Orascom Construction Industries plans to build a $1.4 billion facility in Lee County, near the town of Wever. Lee County officials offered the company a package of local incentives, too. Bolkcom says that means the company got just over half a billion dollars from state and local officials.

“It just seems very excessive,” Bolkcom says.

Bolkcom questions whether state officials did their “due dilligence” on this deal.

“More than $500 million of taxpayer-provided subsidies to this large, out-of-state corporation. We would have been much better off giving every commercial property taxpayer and Main Street businesses a tax cut this year,” Bolkcom says. “Unfortunately we weren’t able to get an agreement on that.”
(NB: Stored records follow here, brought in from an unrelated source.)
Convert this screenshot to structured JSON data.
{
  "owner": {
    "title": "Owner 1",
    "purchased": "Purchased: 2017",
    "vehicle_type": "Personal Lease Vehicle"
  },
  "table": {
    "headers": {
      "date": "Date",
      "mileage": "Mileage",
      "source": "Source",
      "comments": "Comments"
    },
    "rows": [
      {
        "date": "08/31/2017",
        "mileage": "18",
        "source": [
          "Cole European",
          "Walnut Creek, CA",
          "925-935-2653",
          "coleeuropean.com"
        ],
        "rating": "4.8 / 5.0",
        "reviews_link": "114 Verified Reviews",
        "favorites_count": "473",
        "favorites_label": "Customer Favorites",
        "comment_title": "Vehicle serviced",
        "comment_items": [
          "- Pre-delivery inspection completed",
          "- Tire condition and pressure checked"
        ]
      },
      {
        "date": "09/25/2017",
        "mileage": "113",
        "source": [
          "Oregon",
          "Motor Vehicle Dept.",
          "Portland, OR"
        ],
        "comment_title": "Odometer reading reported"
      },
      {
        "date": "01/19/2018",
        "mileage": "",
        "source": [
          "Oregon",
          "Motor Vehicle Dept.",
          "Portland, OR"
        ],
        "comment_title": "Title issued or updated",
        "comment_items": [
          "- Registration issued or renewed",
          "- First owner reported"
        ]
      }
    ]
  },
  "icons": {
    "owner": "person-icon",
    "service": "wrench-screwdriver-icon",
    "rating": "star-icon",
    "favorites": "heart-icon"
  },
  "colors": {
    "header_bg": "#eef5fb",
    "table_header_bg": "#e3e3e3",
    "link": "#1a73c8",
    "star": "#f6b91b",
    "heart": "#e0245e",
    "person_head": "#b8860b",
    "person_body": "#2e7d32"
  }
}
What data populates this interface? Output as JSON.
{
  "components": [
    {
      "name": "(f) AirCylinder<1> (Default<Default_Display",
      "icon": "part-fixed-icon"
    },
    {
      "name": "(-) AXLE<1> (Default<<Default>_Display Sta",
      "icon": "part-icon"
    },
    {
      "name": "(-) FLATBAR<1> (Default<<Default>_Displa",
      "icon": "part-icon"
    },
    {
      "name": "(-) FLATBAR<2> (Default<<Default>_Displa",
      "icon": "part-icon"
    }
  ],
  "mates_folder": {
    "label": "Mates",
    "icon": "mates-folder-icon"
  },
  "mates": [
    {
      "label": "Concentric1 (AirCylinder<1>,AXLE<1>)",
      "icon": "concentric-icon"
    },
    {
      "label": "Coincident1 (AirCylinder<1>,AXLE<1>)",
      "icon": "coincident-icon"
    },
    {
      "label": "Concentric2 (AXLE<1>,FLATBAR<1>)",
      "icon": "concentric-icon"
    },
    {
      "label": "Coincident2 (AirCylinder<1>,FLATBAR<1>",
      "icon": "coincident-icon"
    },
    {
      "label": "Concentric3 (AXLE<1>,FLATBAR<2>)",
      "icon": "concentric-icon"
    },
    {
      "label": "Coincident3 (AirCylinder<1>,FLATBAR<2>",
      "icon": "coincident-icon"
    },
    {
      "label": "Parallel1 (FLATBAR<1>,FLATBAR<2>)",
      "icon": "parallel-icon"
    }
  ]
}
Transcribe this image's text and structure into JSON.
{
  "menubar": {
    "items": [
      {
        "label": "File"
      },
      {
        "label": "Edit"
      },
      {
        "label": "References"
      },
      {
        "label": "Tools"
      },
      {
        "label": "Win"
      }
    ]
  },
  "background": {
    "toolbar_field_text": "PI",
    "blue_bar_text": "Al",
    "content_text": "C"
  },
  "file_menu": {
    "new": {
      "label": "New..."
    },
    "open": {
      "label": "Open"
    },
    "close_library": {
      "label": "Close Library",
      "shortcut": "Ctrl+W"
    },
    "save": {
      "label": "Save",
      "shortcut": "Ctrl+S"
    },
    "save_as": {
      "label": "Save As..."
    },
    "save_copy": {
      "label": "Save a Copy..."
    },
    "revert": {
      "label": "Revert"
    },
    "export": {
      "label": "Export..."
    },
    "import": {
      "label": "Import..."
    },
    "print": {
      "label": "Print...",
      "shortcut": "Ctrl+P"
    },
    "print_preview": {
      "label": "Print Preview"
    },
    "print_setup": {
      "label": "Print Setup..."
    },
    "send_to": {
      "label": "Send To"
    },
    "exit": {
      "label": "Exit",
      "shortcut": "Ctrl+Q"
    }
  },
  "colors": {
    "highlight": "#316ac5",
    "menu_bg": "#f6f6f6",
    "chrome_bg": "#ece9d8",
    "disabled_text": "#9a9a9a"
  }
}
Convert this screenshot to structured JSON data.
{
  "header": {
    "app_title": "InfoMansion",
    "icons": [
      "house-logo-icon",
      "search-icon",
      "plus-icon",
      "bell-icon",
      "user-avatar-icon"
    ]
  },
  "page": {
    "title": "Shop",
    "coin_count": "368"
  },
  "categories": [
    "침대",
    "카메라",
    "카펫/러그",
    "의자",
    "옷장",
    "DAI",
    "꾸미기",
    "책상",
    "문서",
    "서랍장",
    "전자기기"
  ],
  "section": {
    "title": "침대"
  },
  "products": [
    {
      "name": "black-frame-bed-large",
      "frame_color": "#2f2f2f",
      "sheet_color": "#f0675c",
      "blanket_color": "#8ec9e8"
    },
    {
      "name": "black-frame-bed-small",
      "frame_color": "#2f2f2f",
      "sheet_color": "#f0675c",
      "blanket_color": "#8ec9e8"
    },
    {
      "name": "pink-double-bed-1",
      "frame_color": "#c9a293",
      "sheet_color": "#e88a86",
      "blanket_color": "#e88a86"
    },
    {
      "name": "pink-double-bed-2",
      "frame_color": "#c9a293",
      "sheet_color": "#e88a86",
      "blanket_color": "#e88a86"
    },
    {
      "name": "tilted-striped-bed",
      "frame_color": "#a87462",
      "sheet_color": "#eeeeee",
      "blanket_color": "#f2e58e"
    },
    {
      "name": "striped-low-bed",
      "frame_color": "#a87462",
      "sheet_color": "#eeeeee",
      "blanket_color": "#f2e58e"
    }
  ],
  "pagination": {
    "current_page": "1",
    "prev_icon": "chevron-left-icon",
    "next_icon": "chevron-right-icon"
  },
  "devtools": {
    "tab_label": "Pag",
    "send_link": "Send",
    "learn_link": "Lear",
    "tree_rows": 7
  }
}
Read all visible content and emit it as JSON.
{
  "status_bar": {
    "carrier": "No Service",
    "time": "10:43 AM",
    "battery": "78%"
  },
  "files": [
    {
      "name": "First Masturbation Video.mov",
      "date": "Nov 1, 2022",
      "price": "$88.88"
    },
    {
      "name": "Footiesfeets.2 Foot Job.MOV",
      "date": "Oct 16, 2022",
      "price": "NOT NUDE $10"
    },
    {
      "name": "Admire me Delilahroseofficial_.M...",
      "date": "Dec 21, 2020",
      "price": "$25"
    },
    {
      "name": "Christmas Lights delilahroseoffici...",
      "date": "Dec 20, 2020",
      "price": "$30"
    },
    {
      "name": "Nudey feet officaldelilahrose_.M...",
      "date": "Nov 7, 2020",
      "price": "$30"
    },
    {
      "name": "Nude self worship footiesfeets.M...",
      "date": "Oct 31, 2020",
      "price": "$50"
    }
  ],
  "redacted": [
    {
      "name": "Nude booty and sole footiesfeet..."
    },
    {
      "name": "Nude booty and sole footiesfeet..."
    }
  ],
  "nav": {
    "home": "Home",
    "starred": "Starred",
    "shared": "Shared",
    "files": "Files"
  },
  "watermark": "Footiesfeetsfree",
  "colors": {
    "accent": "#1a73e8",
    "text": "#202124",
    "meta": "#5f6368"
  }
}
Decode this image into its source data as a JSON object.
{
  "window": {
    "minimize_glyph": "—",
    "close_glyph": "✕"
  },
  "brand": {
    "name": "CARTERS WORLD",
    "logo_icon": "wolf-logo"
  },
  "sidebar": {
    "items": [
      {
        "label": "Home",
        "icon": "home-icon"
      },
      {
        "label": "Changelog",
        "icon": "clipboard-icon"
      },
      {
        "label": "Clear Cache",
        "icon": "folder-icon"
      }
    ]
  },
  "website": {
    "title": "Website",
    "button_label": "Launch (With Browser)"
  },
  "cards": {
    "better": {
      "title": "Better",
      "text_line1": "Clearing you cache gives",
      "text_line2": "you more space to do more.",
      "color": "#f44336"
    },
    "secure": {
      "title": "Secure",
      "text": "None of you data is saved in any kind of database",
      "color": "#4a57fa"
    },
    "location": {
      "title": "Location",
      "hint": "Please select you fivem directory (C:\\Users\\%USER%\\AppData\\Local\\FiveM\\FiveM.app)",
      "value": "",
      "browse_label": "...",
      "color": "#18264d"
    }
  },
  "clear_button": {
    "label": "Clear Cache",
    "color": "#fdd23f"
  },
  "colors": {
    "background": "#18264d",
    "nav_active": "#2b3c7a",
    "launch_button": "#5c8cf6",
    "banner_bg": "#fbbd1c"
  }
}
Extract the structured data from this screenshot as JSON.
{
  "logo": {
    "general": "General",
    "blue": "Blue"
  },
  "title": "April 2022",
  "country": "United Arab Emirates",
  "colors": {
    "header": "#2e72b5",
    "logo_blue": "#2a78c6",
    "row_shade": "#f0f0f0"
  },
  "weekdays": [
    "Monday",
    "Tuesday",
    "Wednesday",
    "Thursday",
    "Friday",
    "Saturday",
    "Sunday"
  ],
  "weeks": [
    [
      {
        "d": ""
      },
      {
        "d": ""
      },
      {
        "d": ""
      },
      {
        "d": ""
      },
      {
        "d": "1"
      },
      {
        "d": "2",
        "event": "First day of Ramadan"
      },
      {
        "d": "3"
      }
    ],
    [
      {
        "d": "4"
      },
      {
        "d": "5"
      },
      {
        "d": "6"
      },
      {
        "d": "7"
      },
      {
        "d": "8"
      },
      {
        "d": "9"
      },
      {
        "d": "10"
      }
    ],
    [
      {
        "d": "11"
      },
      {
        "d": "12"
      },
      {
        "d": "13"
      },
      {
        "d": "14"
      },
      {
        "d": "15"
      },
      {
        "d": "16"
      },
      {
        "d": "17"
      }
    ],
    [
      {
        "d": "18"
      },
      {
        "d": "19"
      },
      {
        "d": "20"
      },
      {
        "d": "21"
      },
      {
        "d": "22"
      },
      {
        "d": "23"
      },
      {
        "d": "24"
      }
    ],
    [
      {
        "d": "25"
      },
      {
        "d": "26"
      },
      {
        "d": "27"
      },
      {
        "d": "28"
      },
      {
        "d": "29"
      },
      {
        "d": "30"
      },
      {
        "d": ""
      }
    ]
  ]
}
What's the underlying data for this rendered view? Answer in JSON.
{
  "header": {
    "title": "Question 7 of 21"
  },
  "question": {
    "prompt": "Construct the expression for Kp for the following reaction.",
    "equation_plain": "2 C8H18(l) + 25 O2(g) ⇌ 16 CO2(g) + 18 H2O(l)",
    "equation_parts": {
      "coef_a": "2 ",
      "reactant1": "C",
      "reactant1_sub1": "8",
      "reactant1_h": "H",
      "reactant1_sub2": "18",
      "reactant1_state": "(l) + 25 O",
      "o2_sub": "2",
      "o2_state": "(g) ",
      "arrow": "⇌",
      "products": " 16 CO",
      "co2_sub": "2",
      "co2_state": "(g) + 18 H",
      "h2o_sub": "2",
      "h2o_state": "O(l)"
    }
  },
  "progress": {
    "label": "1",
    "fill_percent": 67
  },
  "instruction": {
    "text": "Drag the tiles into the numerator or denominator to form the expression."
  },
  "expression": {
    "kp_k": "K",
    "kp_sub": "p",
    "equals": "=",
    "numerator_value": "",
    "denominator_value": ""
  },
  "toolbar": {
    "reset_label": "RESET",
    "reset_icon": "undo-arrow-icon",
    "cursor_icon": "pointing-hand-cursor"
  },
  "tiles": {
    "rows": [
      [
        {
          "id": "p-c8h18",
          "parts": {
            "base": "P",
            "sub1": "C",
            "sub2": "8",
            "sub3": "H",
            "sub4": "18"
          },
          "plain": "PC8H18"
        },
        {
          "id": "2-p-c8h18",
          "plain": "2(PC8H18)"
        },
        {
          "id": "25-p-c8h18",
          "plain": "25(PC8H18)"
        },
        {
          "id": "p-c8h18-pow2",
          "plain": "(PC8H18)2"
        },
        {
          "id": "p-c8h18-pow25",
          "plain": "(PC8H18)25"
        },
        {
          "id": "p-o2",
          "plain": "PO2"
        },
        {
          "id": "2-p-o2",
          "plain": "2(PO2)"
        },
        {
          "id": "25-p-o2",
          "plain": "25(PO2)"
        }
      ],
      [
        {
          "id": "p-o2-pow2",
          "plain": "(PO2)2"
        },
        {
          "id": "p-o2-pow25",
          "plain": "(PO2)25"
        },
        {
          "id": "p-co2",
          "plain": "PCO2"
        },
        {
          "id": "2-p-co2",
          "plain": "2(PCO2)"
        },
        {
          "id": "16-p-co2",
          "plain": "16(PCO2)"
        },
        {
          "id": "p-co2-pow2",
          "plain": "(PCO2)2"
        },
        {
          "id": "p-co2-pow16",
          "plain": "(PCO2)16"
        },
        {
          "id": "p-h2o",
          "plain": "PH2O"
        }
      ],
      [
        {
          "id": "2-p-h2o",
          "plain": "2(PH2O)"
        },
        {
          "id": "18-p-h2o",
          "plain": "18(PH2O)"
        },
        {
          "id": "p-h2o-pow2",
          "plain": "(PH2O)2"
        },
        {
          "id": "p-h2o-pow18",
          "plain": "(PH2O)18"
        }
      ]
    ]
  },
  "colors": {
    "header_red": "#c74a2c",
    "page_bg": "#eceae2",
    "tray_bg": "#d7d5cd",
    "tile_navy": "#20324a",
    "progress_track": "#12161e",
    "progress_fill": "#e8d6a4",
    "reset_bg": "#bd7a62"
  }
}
Governor Branstad says nearly half of the incentives he promised Orascom for 2014 and 2015 would not be extended if legislators embraced his commercial property tax reform plan. If legislators don’t pass it in 2013 or 2014, Branstad has promised Orascom $50million in tax credits. The governor has defended the package of incentives offered to get the Egyptian company to commit to building its fertilizer plant in Iowa. He has characterized the competition with Illinois as tight, telling reporters earlier this month that Iowa had landed the deal “by the skin of our teeth.”

About 165 people will be employed at the Iowa Fertilizer Company plant when it’s up and running; more than two-thousand others will be employed to build the facility.

A spokesman for Branstad says Bolkcom “clearly does not understand the fundamentals of job creation.” Tim Albrecht (ALL-brehkt), the governor’s communications director, says Bolkcom’s “outright hostility to job creators” has blocked “meaningful property tax relief for Iowa’s businesses.”

Albrecht also said Branstad “will never apologize for fighting for every single job in this state, especially in southeast Iowa, which has some of the state’s highest unemployment rates.”

(This story was updated at 1:30 p.m. with additional information.)